A economia afunda? Quanto? Não se sabe bem, e pouca gente parece querer saber. Em março, a produção da indústria caiu mais de 9% ante fevereiro. A estimativa média era de queda de uns 4%. Parece faltar informação sobre o tamanho da desgraça e, portanto, medida razoável da reação necessária para atenuá-la.

Abril deve ter sido pior na indústria, pois foi um mês inteiro de paradão da pandemia. Projeção preliminar de economistas do Bradesco indica uma baixa de outros 6%, sobre março. Despiora? Ressalte-se: é queda sobre queda, cava-se dentro de um buraco.

Os serviços são um setor muito maior na economia; pode ser que uma despiora salve abril de um desastre geral maior. Mas não sabemos.

Os economistas do departamento de pesquisa macroeconômica do Bradesco também fizeram um primeiro exercício sobre o que pode ser a queda da renda em meses de epidemia. Isto é, o que dá a soma dos rendimentos totais do trabalho, dos benefícios sociais habituais e os benefícios sociais específicos para os tempos de epidemia?

No exercício, é considerada a massa mensal dos rendimentos do trabalho (soma de todos os "salários"). Supõe-se que o rendimento médio dos trabalhadores formais caia 25%; o dos informais, 50%. Haverá compensação parcial dessa perda, com seguro-desemprego extra e o auxílio emergencial para os informais.
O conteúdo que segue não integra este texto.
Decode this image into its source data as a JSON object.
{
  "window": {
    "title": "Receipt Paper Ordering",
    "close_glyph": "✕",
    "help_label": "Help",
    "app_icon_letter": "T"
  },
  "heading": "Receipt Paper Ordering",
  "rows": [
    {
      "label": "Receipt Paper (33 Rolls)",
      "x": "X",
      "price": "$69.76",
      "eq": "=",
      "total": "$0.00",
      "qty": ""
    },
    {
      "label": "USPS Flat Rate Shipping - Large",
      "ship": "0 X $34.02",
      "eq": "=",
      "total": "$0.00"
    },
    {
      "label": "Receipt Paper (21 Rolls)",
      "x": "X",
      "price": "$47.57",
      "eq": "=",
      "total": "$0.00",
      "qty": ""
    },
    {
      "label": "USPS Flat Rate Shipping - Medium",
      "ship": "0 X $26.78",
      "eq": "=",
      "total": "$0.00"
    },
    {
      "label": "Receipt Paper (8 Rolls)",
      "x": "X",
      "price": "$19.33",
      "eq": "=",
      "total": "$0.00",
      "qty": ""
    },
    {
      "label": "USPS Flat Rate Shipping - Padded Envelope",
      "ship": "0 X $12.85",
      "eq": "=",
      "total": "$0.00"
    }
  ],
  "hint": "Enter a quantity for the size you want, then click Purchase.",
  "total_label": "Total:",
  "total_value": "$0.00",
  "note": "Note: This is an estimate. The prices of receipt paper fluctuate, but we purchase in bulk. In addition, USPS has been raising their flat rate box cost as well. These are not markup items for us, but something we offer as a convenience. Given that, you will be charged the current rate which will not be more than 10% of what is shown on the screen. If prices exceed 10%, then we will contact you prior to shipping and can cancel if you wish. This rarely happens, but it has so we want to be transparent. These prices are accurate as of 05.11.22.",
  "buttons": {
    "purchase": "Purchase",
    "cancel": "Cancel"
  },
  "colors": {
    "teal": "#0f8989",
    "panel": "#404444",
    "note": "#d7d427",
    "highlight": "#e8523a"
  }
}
Os benefícios sociais rotineiros continuam na mesma.

A perda total de massa de rendimentos seria então de pouco mais de 8% por mês, neste exercício ainda muito preliminar e pouco balizado por dados reais de salários, que tão cedo não vão existir, aliás. Caso essa situação se estendesse para o ano todo, o consumo das famílias cairia quase 6%. O PIB, mais de 6%.
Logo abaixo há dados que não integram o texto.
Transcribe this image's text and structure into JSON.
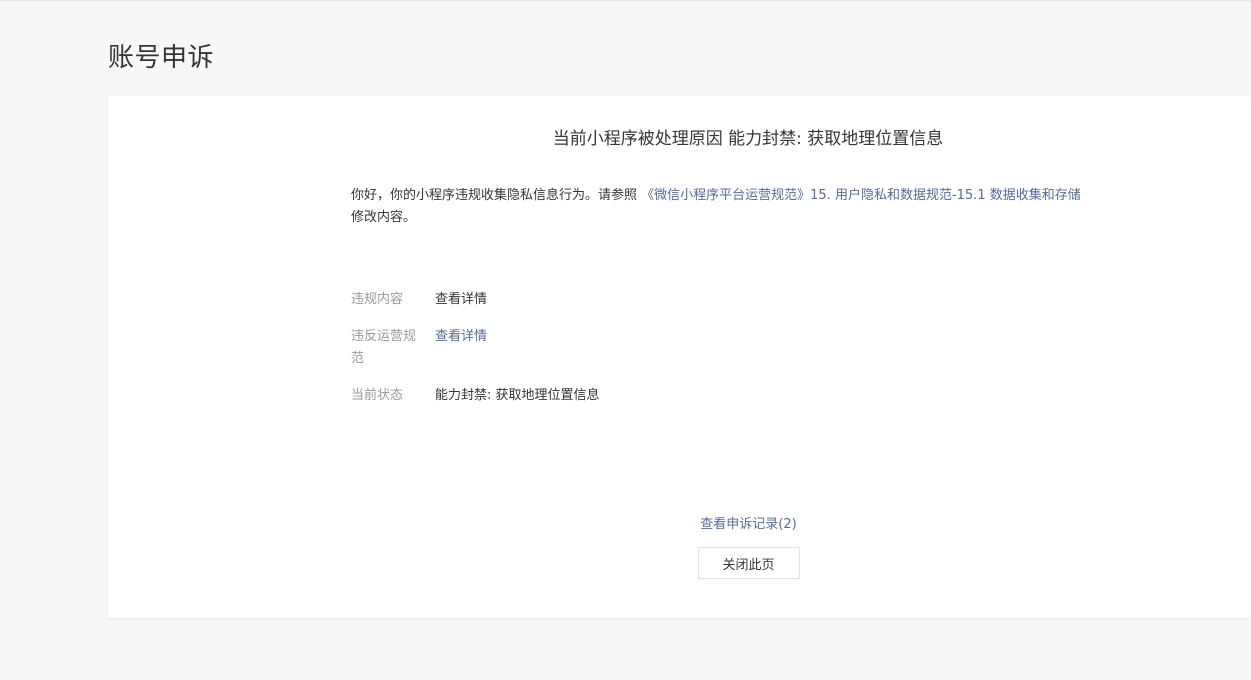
{
  "page": {
    "title": "账号申诉"
  },
  "card": {
    "reason_title": "当前小程序被处理原因 能力封禁: 获取地理位置信息",
    "notice": {
      "text_before": "你好，你的小程序违规收集隐私信息行为。请参照 ",
      "link_text": "《微信小程序平台运营规范》15. 用户隐私和数据规范-15.1 数据收集和存储",
      "text_after": "修改内容。"
    },
    "rows": [
      {
        "label": "违规内容",
        "value": "查看详情"
      },
      {
        "label": "违反运营规范",
        "value": "查看详情"
      },
      {
        "label": "当前状态",
        "value": "能力封禁: 获取地理位置信息"
      }
    ],
    "footer": {
      "record_link": "查看申诉记录(2)",
      "close_button": "关闭此页"
    }
  },
  "colors": {
    "link": "#576b95",
    "background": "#f6f7f9",
    "card": "#ffffff"
  }
}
Não é o cenário desses economistas, que ora preveem queda de 4%, pois imagina-se alguma recuperação na segunda metade do ano.

A gente só pode imaginar, porém. O ritmo da economia depende também do ritmo da epidemia, com ou sem isolamento social. Faz mais de dez dias que há dúvidas sobre o ritmo do espalhamento da doença e suas mortes. Não sabemos desde fins de abril se o ritmo da doença parou de fato de desacelerar (se a taxa de crescimento de mortes está caindo).

Caso a epidemia não desacelere de modo relevante, medidas de isolamento e o medo recessivo da doença vão durar por mais tempo: mais mortes por mais tempo, mais meses desespero nos hospitais, mais medo nas ruas e nos negócios, mais dificuldade de retomada de alguma vida normal. Mais do que a pior da história conhecida, a recessão seria convulsiva.

Como se diz faz dois meses, a desaceleração da epidemia depende de isolamento e outras políticas de contenção do espraiamento da doença, para qual não há plano do governo federal, que sabota de resto as medidas regionais e locais mais sensatas. Pouca gente ainda parece ligar.